While it may take everyone that is a part of the school community to keep ETHS safe, safety officers are the ones who have to physically deal with rule violations. They are certified in CPR, CPI (non-violent crisis prevention) and AED through the American Red Cross, as well as FEMA-certified for crisis management. For any type of crisis de-escalation, especially when it’s physical, they’re prepared. But they never intervene in a fight without multiple units present and only after they’ve given verbal cues, Mayne discloses. 

“I feel like usually when I speak, kids listen,” Mayne says. “But protocol is, you don’t intervene in a fight unless there are multiple units there to assist to basically restrain whoever the parties are.”

But the safety officers do more than just break up fights and monitor the hallways. They greet students at the doors every morning, scan their IDs at lunch, help track down their lost or stolen items, and generally make an effort to connect with the student body. 

“[A lot of] the safety officers are very friendly and talk with students,” one student shares. “They break up fights, but they also help students to class. They look out for all of [us].”

As much as the safety officers do for this school, though, there are some things that are left in the hands of higher authority. When it comes to dealing with the bigger issues, like reports of a weapon or a lockdown, the EPD (Evanston Police Department) assists and guides the safety department. But because there are two SROs (School Resource Officers) on campus, they’re often already on the scene before the safety officers. 

“I personally have not found any [items that violate school code,] but obviously, I have co-workers, if we do find something like that, we don’t touch it. We leave it for [the] EPD,” Mayne says. “If the tip is that the most extreme weapon is in the building, then the SROs are going to be involved.”

But when it comes to reports of drugs or a physical fight in the hallway, the safety officers take charge in those situations. During instances like basic searches because of a marijuana smell or a fight, an SRO might not be involved right away. In cases like that, the safety officers take the lead. While Mayne does believe that ETHS is a safe school, part of being a safety officer is always being prepared for the worst-case scenario or something to happen at the school. They have to be able to adapt to any situation, with the people’s safety in mind more than anything. 

“Obviously from a safety standpoint, we’re always on our toes. You have to always expect the unexpected. That’s just a part of the job,” he says. “Anything could happen, anywhere, [on] any given day. That’s got to be the approach for someone in the safety department.” 

You have to always expect the unexpected. That’s just a part of the job

— Necus Mayne

Mayne makes it clear, though, that safety isn’t in the position to reprimand students or hand out punishment; more than anything, their job is to ensure the student’s, and faculty’s, safety. Even if they’re the ones who go directly into the situations, they don’t partake in disciplinary action. 

“Honestly, when we look at our jobs, we don’t have consequences or discipline,” Mayne voices. “That’s not our job; that really comes from the dean’s office. We look at our jobs mostly as being mentors and providing guidance to the kids that we can get through [to] on a daily basis.”

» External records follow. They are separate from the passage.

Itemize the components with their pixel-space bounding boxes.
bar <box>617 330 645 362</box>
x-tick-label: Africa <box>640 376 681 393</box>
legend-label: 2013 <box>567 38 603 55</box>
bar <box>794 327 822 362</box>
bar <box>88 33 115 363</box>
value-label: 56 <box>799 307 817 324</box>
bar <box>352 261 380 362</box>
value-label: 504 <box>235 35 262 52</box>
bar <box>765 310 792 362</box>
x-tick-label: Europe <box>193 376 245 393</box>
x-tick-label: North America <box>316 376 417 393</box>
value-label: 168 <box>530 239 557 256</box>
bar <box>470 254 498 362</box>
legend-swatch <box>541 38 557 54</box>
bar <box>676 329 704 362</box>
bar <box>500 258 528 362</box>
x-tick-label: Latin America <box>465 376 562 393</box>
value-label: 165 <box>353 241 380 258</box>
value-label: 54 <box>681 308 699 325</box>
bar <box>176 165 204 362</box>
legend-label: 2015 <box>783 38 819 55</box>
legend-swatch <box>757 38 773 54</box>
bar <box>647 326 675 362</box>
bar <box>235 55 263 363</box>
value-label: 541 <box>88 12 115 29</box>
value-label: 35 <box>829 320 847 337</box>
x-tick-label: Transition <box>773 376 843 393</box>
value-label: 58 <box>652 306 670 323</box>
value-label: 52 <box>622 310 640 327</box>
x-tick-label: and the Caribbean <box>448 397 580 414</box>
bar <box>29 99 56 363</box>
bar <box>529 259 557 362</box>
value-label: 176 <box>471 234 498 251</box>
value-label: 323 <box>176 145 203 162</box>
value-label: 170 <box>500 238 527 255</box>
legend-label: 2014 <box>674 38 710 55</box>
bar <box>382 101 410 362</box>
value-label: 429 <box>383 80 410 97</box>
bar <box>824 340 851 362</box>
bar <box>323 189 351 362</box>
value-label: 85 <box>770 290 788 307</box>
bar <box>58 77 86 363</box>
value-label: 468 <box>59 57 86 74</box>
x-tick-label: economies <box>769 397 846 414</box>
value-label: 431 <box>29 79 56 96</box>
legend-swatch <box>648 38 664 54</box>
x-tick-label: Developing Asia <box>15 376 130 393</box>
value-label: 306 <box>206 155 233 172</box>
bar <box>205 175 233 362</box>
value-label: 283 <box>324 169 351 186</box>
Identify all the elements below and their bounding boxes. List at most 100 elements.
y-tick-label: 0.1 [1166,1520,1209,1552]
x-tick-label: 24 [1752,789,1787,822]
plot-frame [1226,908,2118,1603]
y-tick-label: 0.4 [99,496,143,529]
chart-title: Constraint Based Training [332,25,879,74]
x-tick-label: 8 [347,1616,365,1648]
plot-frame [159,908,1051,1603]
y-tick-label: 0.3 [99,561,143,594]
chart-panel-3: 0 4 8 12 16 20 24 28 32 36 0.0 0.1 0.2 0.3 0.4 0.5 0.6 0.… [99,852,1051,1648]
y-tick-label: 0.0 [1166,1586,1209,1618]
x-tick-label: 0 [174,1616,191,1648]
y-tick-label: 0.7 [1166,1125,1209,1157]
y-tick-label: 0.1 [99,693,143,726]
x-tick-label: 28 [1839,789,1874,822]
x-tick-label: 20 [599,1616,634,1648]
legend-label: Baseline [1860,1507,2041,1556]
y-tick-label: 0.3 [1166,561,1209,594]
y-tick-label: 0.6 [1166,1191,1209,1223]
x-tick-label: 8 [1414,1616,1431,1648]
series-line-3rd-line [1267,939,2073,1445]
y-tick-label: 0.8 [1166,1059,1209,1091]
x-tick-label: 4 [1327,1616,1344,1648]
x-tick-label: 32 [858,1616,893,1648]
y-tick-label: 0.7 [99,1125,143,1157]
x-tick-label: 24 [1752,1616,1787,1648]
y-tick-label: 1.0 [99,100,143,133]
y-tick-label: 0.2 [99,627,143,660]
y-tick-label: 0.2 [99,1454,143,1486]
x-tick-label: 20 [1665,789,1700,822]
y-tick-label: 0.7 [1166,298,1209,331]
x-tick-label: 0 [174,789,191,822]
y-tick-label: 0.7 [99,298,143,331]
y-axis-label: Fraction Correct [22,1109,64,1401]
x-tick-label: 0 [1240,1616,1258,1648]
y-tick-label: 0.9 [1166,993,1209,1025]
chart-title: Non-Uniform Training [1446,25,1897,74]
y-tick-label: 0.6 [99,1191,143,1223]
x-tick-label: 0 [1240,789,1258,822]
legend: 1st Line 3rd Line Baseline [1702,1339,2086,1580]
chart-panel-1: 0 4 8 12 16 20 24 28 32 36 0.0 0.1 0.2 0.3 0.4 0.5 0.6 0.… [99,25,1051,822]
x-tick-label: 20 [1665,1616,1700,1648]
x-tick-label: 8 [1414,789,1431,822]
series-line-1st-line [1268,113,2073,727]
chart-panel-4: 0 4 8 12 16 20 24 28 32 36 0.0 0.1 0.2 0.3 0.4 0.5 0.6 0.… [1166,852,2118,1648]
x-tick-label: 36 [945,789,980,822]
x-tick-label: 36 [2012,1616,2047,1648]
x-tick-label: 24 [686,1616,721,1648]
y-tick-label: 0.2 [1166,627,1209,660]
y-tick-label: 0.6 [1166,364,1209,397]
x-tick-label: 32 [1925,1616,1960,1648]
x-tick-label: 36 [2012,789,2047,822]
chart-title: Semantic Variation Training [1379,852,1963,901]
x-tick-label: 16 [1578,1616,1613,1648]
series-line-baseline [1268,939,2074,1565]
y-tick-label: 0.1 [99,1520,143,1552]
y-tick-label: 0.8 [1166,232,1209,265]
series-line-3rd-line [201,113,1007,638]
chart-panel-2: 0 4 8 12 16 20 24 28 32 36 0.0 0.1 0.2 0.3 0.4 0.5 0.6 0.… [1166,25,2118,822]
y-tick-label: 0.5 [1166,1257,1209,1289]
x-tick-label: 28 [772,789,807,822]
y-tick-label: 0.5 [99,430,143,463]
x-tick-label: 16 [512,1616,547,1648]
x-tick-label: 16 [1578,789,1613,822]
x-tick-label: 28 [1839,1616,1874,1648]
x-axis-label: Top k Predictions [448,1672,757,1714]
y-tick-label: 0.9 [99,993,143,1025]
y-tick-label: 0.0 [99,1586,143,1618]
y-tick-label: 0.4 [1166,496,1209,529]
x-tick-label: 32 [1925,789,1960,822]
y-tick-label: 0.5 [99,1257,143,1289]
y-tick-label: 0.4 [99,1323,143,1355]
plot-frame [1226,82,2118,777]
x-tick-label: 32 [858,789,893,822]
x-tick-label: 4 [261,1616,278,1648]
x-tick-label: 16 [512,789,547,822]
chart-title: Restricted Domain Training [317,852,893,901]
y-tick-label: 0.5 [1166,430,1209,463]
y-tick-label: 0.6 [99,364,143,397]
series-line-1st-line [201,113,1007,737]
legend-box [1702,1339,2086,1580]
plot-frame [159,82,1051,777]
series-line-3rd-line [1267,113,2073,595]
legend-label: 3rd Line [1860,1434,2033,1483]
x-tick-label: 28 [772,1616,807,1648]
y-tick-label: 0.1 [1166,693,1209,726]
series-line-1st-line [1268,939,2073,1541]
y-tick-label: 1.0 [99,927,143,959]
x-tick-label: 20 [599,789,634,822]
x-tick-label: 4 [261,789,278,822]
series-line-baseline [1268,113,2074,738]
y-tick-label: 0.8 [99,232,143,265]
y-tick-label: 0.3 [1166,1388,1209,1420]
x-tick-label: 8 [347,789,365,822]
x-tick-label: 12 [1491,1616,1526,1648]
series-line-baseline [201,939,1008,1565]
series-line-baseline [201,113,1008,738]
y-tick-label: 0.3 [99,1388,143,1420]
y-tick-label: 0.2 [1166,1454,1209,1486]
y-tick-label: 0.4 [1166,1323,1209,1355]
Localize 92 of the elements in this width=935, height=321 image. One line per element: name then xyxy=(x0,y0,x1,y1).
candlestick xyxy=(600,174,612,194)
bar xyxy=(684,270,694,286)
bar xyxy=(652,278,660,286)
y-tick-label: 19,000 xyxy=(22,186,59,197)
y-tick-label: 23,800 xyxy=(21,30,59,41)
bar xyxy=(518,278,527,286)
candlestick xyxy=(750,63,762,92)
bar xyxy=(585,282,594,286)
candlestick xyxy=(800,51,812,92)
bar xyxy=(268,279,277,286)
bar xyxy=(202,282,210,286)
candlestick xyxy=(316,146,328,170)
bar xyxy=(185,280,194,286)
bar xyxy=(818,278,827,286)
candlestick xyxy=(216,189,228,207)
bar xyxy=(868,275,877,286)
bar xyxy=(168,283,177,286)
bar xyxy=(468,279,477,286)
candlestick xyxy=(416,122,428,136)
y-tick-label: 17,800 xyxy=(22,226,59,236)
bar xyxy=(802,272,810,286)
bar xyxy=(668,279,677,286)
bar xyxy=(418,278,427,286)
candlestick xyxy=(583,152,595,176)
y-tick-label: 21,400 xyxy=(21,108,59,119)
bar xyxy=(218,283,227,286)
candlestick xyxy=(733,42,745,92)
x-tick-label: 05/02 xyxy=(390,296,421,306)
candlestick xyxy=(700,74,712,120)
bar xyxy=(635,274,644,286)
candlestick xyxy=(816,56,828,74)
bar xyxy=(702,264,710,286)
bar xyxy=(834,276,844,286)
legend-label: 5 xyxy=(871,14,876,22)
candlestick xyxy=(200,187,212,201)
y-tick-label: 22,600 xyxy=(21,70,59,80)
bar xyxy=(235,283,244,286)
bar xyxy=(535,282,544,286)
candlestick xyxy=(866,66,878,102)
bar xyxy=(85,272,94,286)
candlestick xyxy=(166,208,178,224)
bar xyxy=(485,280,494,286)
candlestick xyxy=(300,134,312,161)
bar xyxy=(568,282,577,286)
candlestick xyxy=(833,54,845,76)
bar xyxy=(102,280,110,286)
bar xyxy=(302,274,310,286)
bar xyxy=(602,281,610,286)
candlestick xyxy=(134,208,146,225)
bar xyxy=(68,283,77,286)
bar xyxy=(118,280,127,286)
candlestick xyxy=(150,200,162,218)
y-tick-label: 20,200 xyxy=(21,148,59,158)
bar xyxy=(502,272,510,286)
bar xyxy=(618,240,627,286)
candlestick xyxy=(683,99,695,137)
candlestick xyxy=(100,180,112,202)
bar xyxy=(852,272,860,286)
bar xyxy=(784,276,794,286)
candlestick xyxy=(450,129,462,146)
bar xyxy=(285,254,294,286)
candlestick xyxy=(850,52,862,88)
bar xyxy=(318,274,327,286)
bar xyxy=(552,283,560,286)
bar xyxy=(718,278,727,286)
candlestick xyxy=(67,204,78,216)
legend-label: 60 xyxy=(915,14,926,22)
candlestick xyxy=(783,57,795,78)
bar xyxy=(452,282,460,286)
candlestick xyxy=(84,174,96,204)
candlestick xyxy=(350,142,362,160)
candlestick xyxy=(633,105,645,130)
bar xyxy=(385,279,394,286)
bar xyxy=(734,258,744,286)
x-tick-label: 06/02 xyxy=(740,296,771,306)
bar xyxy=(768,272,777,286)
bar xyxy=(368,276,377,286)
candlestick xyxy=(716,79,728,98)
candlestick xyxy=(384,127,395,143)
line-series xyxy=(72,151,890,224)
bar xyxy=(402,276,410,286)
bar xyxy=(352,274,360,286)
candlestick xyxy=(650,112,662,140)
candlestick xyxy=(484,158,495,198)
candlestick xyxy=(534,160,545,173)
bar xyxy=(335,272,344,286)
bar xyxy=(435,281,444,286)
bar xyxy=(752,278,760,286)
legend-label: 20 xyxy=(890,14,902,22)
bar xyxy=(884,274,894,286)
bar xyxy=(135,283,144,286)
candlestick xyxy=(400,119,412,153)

Many students can attest to feeling that guidance. 

“I think it’s important for the safety officers to have this type of relationship with students,” one says. “It shows that safety officers are here to help [kids], not intimidate or penalize them.” 

Of course, lots of students may not see that side. When they’re in the dean’s office because a safety officer found them violating school conduct, they may not recognize that they’re doing their job, but as the ones to rat them out to the administrators. Mayne understands the latter perspective but thinks it’s misguided.

“There’s a misconception about the department and what our jobs are like,” Mayne says. “We all have a vested interest in the success of our students. And I think it’s hard sometimes for a teenager to grasp that concept. When we come in, we might look like the bad guys. You know what I’m saying?”

“[But] we’re just doing our jobs–we want to make sure that everyone is safe,” he continues. “We have to step in and we [have] to make sure that that student gets help.”